Anmerkung des MEF zum Thema Gemeindeerneuerung 1988 in St. Georg Ulm:
"In der Gemeinde St. Georg (KGR, Pastoralteam, Ausschüsse etc.) wurde in den letzten Jahren das Bedürfnis nach einer lebendigen Gemeinde, Vertiefung des Glaubens und der Besinnung auf das Wesentliche immer stärker. Es ging und geht darum, wie in einer zunehmend ungläubigen Umgebung, Vereinzelung und Hoffnungslosigkeit neue Formen und Strukturen des gemeinsam gelebten Glaubens gefunden werden können. Neue Art des Zusammenlebens, ‚Kontrastgesellschaft‘ und Gemeinschaftsbildung über die Kirchenmauern hinaus sind dafür einige Stichpunkte. Voraussetzung dafür sind eine Abkehr von kirchlicher Service - und Konsumhaltung, persönliches Glaubenszeugnis, prophetische Zeichen, kurz: entschiedenes Christentum. Dies ist um so wichtiger in einer Welt, in der wegen des herrschenden Götzendienstes das Elend weltweit immer größer wird. Das Ziel ist eine Gemeinde (Gemeinschaft) als Heimat für alle Suchenden, als Ort der Hoffnung, als Licht auf dem Berg, als Sauerteig innerhalb der Gesellschaft. Um dieses angestrebte Ziel nicht aus den Augen zu verlieren (ein Ziel, das die Gruppen in unserer Gemeinde so geäußert haben, wenn auch immer in dem Bewusstsein, dass dieses Ziel immer größer sein wird als dessen mögliche Realisierung), ist folgendes zu beachten:
- Gemeindeerneuerung muss von der Gemeinde selbst ausgehen. Gemeindespezifische Anliegen müssen im Vordergrund stehen und dürfen nicht verdrängt werden. Die Erfahrungen anderer Gemeinden sind hilfreich, auswärtige Berater können zu Rate gezogen werden.
- Die Gemeindeerneuerung selbst sollte auf dem bisherigen Stand der gemeindeinternen Diskussion aufbauen und die Gesamtgemeinde an diesem Prozess der Glaubensvertiefung teilhaben lassen. Keinesfalls darf weit hinter den bisherigen Stand zurückgefallen werden (auch nicht hinter den Stand der eigenen Diözesansynode).

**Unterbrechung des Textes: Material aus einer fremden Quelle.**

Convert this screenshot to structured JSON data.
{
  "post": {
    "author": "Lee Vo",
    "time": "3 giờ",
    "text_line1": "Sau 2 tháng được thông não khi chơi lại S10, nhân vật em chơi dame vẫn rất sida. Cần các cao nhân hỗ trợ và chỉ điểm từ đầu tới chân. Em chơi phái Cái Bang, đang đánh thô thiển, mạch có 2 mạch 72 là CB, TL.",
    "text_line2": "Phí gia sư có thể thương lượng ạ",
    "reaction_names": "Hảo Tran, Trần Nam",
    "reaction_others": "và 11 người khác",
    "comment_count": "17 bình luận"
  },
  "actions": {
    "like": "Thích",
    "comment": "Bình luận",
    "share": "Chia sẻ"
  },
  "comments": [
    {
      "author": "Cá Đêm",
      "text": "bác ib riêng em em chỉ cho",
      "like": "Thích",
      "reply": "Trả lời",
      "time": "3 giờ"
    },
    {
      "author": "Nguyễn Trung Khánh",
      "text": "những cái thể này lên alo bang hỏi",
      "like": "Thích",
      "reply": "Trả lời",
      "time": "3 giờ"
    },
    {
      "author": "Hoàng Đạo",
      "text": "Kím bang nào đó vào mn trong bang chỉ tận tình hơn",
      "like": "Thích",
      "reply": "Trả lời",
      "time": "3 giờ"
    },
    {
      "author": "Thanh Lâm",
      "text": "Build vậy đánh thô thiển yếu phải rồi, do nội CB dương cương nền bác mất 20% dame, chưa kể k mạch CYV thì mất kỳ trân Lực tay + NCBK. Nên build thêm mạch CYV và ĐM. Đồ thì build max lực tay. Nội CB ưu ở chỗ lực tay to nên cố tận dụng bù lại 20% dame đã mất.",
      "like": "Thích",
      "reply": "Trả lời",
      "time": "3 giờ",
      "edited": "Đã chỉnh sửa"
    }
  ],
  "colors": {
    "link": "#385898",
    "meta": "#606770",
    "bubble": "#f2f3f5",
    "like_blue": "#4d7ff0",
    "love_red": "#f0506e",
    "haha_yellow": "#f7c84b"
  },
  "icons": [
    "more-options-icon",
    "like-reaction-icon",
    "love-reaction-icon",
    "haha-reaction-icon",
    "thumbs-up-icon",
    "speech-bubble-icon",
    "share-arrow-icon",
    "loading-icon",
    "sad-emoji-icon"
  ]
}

- Alle Teilnehmer müssen ernst genommen werden (ernst nehmen heißt, dass man ihnen etwas zu - mutet). Teilnehmer und Gemeinde müssen Subjekt sein und nicht Objekte pastoraler Feldversuche. Deshalb ist auch ein allzu kindliches Niveau und eine vernebelnde (esoterische) Sprache zu vermeiden.

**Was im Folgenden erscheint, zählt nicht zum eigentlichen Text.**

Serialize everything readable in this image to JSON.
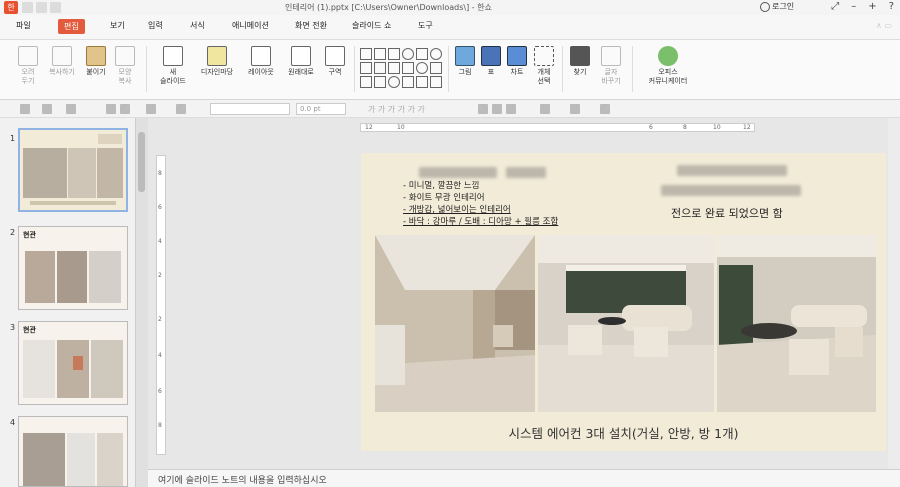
{
  "window": {
    "title": "인테리어 (1).pptx [C:\\Users\\Owner\\Downloads\\] - 한쇼",
    "login_label": "로그인",
    "app_icon_glyph": "한",
    "controls": [
      "⤢",
      "–",
      "+",
      "?"
    ]
  },
  "menu": {
    "items": [
      "파일",
      "편집",
      "보기",
      "입력",
      "서식",
      "애니메이션",
      "화면 전환",
      "슬라이드 쇼",
      "도구"
    ],
    "active_index": 1,
    "accent": "#e35a3c"
  },
  "ribbon": {
    "clipboard": [
      "오려\n두기",
      "복사하기",
      "붙이기",
      "모양\n복사"
    ],
    "slide": [
      "새\n슬라이드",
      "디자인마당",
      "레이아웃",
      "원래대로",
      "구역"
    ],
    "insert": [
      "그림",
      "표",
      "차트",
      "개체\n선택"
    ],
    "find": [
      "찾기",
      "글자\n바꾸기"
    ],
    "office": [
      "오피스\n커뮤니케이터"
    ]
  },
  "formatbar": {
    "font_size": "0.0",
    "font_size_unit": "pt",
    "font_glyphs": "가 가 가 가 가 가"
  },
  "ruler": {
    "top_labels": [
      "12",
      "10",
      "6",
      "8",
      "10",
      "12"
    ],
    "left_labels": [
      "8",
      "6",
      "4",
      "2",
      "2",
      "4",
      "6",
      "8"
    ]
  },
  "slides_panel": {
    "numbers": [
      "1",
      "2",
      "3",
      "4"
    ],
    "titles": [
      "",
      "현관",
      "현관",
      ""
    ]
  },
  "slide": {
    "bullets": [
      "- 미니멀, 깔끔한 느낌",
      "- 화이트 무광 인테리어",
      "- 개방감, 넓어보이는 인테리어",
      "- 바닥 : 강마루 / 도배 : 디아망 + 필름 조합"
    ],
    "right_note": "전으로 완료 되었으면 함",
    "caption": "시스템 에어컨 3대 설치(거실, 안방, 방 1개)",
    "bg_color": "#f2ebd8"
  },
  "notes_placeholder": "여기에 슬라이드 노트의 내용을 입력하십시오"
}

- Die Umwelt (Gesellschaft, Wirtschaft etc.), in der die Menschen leben, darf nicht ausgeklammert werden. Es genügt nicht über Symptome zu reden (z. B. Sprachlosigkeit, Einsamkeit), Spaltung der Gesellschaft, sondern deren Ursachen sind aufzudecken. Es geht um eine Deutung der Welt im Lichte des Glaubens.
- Reine Selbstbespiegelung oder ‚Heilung der kranken Seele’ ist kein Spezifikum der christlichen Botschaft. Subjektwerdung heißt nicht zuerst religiöse Selbstbefriedigung, sondern Übernahme von Verantwortung, Zeugnis ablegen in dieser Welt und Nachfolge Jesu.

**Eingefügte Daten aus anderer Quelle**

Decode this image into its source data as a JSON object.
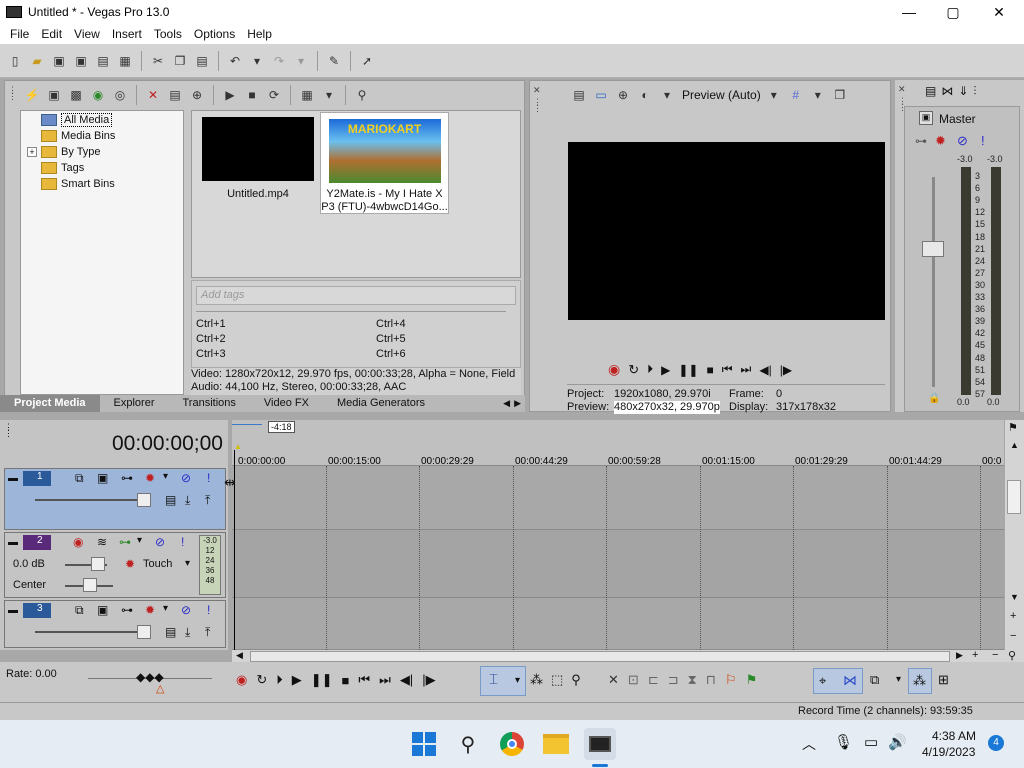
{
  "window": {
    "title": "Untitled * - Vegas Pro 13.0",
    "minimize": "—",
    "maximize": "▢",
    "close": "✕"
  },
  "menu": [
    "File",
    "Edit",
    "View",
    "Insert",
    "Tools",
    "Options",
    "Help"
  ],
  "media_tree": {
    "items": [
      {
        "label": "All Media",
        "selected": true
      },
      {
        "label": "Media Bins"
      },
      {
        "label": "By Type",
        "expander": "+"
      },
      {
        "label": "Tags"
      },
      {
        "label": "Smart Bins"
      }
    ]
  },
  "media_files": [
    {
      "name": "Untitled.mp4"
    },
    {
      "name_line1": "Y2Mate.is - My I Hate X",
      "name_line2": "P3 (FTU)-4wbwcD14Go...",
      "thumb_text": "MARIOKART"
    }
  ],
  "tags": {
    "placeholder": "Add tags",
    "shortcuts": [
      "Ctrl+1",
      "Ctrl+2",
      "Ctrl+3",
      "Ctrl+4",
      "Ctrl+5",
      "Ctrl+6"
    ]
  },
  "media_info": {
    "video": "Video: 1280x720x12, 29.970 fps, 00:00:33;28, Alpha = None, Field",
    "audio": "Audio: 44,100 Hz, Stereo, 00:00:33;28, AAC"
  },
  "tabs": [
    {
      "label": "Project Media",
      "active": true
    },
    {
      "label": "Explorer"
    },
    {
      "label": "Transitions"
    },
    {
      "label": "Video FX"
    },
    {
      "label": "Media Generators"
    }
  ],
  "preview": {
    "mode": "Preview (Auto)",
    "project_label": "Project:",
    "project_value": "1920x1080, 29.970i",
    "preview_label": "Preview:",
    "preview_value": "480x270x32, 29.970p",
    "frame_label": "Frame:",
    "frame_value": "0",
    "display_label": "Display:",
    "display_value": "317x178x32"
  },
  "master": {
    "title": "Master",
    "peak_left": "-3.0",
    "peak_right": "-3.0",
    "scale": [
      "3",
      "6",
      "9",
      "12",
      "15",
      "18",
      "21",
      "24",
      "27",
      "30",
      "33",
      "36",
      "39",
      "42",
      "45",
      "48",
      "51",
      "54",
      "57"
    ],
    "bottom_left": "0.0",
    "bottom_right": "0.0"
  },
  "timeline": {
    "timecode": "00:00:00;00",
    "marker": "-4:18",
    "ruler": [
      "0:00:00:00",
      "00:00:15:00",
      "00:00:29:29",
      "00:00:44:29",
      "00:00:59:28",
      "00:01:15:00",
      "00:01:29:29",
      "00:01:44:29",
      "00:0"
    ],
    "tracks": [
      {
        "num": "1",
        "type": "video"
      },
      {
        "num": "2",
        "type": "audio",
        "volume": "0.0 dB",
        "pan": "Center",
        "mode": "Touch",
        "meter_top": "-3.0",
        "meter_scale": [
          "12",
          "24",
          "36",
          "48"
        ]
      },
      {
        "num": "3",
        "type": "video"
      }
    ]
  },
  "rate": "Rate: 0.00",
  "status": "Record Time (2 channels): 93:59:35",
  "taskbar": {
    "time": "4:38 AM",
    "date": "4/19/2023",
    "notifications": "4"
  },
  "colors": {
    "accent": "#3a7ac8",
    "video_track": "#9db5d8",
    "audio_track": "#c4c4c4",
    "record": "#d03030"
  }
}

- Eine unverbindliche und beliebige Bibelauslegung, erst recht eine sachlich falsche Bibelauslegung, führt zu einem pflegeleichten, total verbürgerlichten und angepassten Christentum ohne wirkliche Konsequenzen (bzw. auch umgekehrt).
- Die Bibel lehrt uns, die Welt und unser Leben mit neuen Augen zu sehen (neue Brille). Jesus lehrt uns zu sehen mit den Augen der Ohnmächtigen, der Armen, der Außenseiter. Ohne die prophetischen Dimensionen des Alten und Neuen Testamentes (Anklage und Verkündigung), bleiben wir blind oder kreisen nur um uns selbst.
- Als Wichtigstes: Die christologische Komponente darf nicht fehlen: eine Religion ohne Jesus den Christus (und ohne die, mit denen er sich identifiziert), ohne seine Praxis, sein Leben, seinen Kreuzestod und seine Auferstehung, ist eben nicht christlich. Ein bloß (griechisch) philosophisches Konstrukt gibt kein Leben.
- Die ekklesiologische Komponente darf nicht fehlen. Ein Ausklammern der Weltkirche (und damit ein Ausgrenzen der Armen) ist sektiererisch. Kirche ist Volk Gottes auf dem Weg in die Befreiung, auf dem Weg vom Tod zum Leben, ist Gemeinde auf der Suche nach neuen Lebensformen angesichts der Realitäten dieser Welt (Hunger durch Ungerechtigkeit, Zerstörung der Schöpfung usw.). Eine solidarische Gemeinde klagt die Ursachen des Elends an und ergreift Partei für die Opfer.
- Eine Religion ohne Forderungen, d.h. ohne Umkehr und Verkündigung der Frohen Botschaft von der nun anbrechenden Herrschaft Gottes, ist nicht die Botschaft, die Jesus verkündet. Die Gemeinde hat die Aufgabe, lebendiges Zeichen dieser beginnenden Herrschaft Gottes in der Welt zu sein.